Politics aside, Ghost In The Shell takes the source material and turns it into something digestible and rip-roaring, gripping you to your seat full-throttle and never letting go. Not everything works: a few of the film’s CGI scenes don’t quite capture the same authentic adrenaline of, say, the analog robotic Geishas shown in the opening action sequence. Much of the dialogue is lifted from the manga, and feels a bit lost in translation. While the characters of Batou and Togusa offer brief moments of comic levity, the film could have used more wit and personality among its characters. But to harp on these glitches is akin to grasping at straws. No one-liner can etch itself into memory quite like the image of Michael Carmen Pitt’s Kuze, shrouded in a hood, dissolving into streams of data that cascade to the ground like falling sand. How “real” do we want our cyborg to be when she’s jumping through a plate-glass window or ripping her own arm off to disarm a spider tank?
On its own merits, Ghost In The Shell warrants canonisation alongside the best films of the cyperpunk genre: Blade Runner (1982), The Terminator (1984), Robocop (1987), Total Recall (1990), Johnny Mnemonic (1995), Strange Days (1995), and The Matrix (1999).

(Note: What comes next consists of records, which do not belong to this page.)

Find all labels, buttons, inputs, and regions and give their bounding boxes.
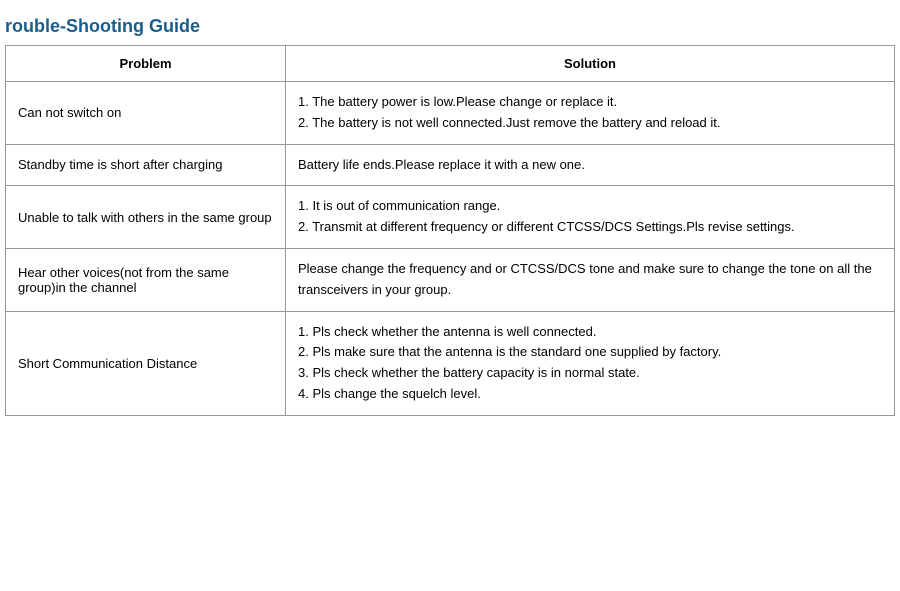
- table-row: Short Communication Distance1. Pls check…: [6, 311, 895, 415]
- problem-cell: Can not switch on: [6, 82, 286, 145]
- col-solution-header: Solution: [286, 46, 895, 82]
- solution-cell: 1. It is out of communication range.2. T…: [286, 186, 895, 249]
- table-row: Unable to talk with others in the same g…: [6, 186, 895, 249]
- page-container: rouble-Shooting Guide Problem Solution C…: [0, 0, 900, 426]
- problem-cell: Standby time is short after charging: [6, 144, 286, 186]
- solution-cell: Please change the frequency and or CTCSS…: [286, 248, 895, 311]
- trouble-table: Problem Solution Can not switch on1. The…: [5, 45, 895, 416]
- solution-cell: 1. Pls check whether the antenna is well…: [286, 311, 895, 415]
- problem-cell: Short Communication Distance: [6, 311, 286, 415]
- table-row: Can not switch on1. The battery power is…: [6, 82, 895, 145]
- problem-cell: Hear other voices(not from the same grou…: [6, 248, 286, 311]
- solution-cell: 1. The battery power is low.Please chang…: [286, 82, 895, 145]
- page-title: rouble-Shooting Guide: [5, 10, 895, 45]
- table-row: Hear other voices(not from the same grou…: [6, 248, 895, 311]
- table-row: Standby time is short after chargingBatt…: [6, 144, 895, 186]
- table-header-row: Problem Solution: [6, 46, 895, 82]
- problem-cell: Unable to talk with others in the same g…: [6, 186, 286, 249]
- solution-cell: Battery life ends.Please replace it with…: [286, 144, 895, 186]
- col-problem-header: Problem: [6, 46, 286, 82]
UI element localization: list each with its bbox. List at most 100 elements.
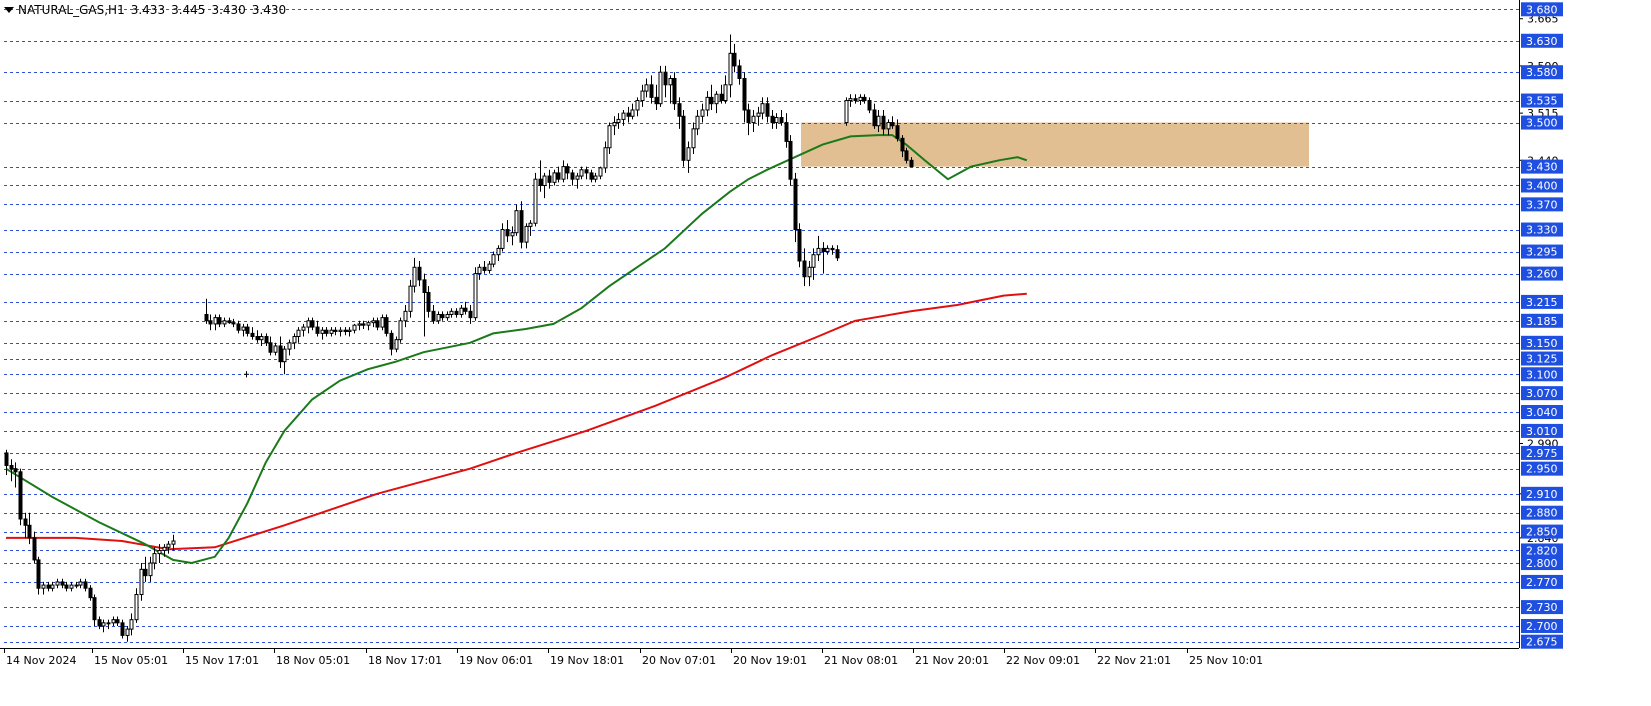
candle-body [250,332,255,338]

This mantle also includes Momoru Oshii’s two Japanese-animated Ghost in the Shell films from 1995 and 2004. Those films aren’t made obsolete by this film, but are revived. Purists will stick to the originals, whereas new fans will find themselves falling down a rabbit hole of sublime cinematography and 3D hologram effects, reminding them of what it is that we go to the movies for. Either way, as escapist cinema with unnerving technological themes, it should give us all something fun to argue about for a change.